Cleveland, Ohio, this year is celebrating the seventy-fifth birthday of its native hero—Superman. The fictitious “man of steel,” who is faster than a speeding bullet and leaps tall buildings in a single bound, was the brainchild of two young men, Jerry Siegel and Joe Shuster. The now-cultural icon began to formulate in Siegel’s mind one hot summer night in 1933 while he looked out his window at the moon and stars and wondered what it would be like to fly. The next morning he visited his buddy Shuster, an illustrator, and together they created the character Superman. Five years later they sold the concept to Detective Comics, Inc., which introduced Superman to the public in a 10-cent comic book, Action Comics. Recently a copy of that comic book sold for $1.2 million.

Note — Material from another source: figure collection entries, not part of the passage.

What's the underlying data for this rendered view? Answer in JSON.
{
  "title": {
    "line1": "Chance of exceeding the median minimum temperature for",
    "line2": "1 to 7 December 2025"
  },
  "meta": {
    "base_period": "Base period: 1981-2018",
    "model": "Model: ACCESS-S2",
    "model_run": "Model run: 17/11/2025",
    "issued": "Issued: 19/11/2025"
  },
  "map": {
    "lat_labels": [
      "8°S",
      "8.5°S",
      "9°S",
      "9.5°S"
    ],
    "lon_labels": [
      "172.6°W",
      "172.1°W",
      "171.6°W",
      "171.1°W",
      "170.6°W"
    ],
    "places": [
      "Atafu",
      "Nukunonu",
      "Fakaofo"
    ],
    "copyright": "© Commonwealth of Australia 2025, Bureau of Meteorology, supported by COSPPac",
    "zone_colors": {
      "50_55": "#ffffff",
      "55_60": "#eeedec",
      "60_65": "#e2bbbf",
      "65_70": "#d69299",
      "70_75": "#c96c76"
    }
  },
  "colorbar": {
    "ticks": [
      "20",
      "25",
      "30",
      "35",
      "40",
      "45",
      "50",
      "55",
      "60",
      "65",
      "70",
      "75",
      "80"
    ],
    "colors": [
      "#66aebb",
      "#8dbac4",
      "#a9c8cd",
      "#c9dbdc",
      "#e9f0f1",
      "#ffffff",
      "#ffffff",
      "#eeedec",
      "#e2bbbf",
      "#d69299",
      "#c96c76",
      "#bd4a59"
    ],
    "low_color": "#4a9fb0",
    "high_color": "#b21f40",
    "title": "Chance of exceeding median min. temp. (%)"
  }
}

Superman and his adventures have been featured on radio, television, video, and have spawned numerous films. They also helped create a genre of superheroes—venerated by both children and adults—which has significantly grown the bank balances of countless media folk.
But then, don’t we usually pay our entertainers well? The most highly successful in such venues as movies and sports receive salaries ascending into millions of dollars. Compare that to the much-less-lucrative incomes of many service-minded individuals. Teachers, for example, guide and instruct our most precious possessions: our children. Firefighters put themselves in harm’s way to save the lives, homes, and businesses of others. Social workers strive ceaselessly to repair the fraying fragments of society. And we can’t overlook the volunteers who minister to the weak and vulnerable with no expectation of reward—financial or otherwise.
If we were to gauge success by looking to the only true superhero, the meek and lowly Jesus, which endeavors come out on top? The answer is easy to see—even without X-ray vision.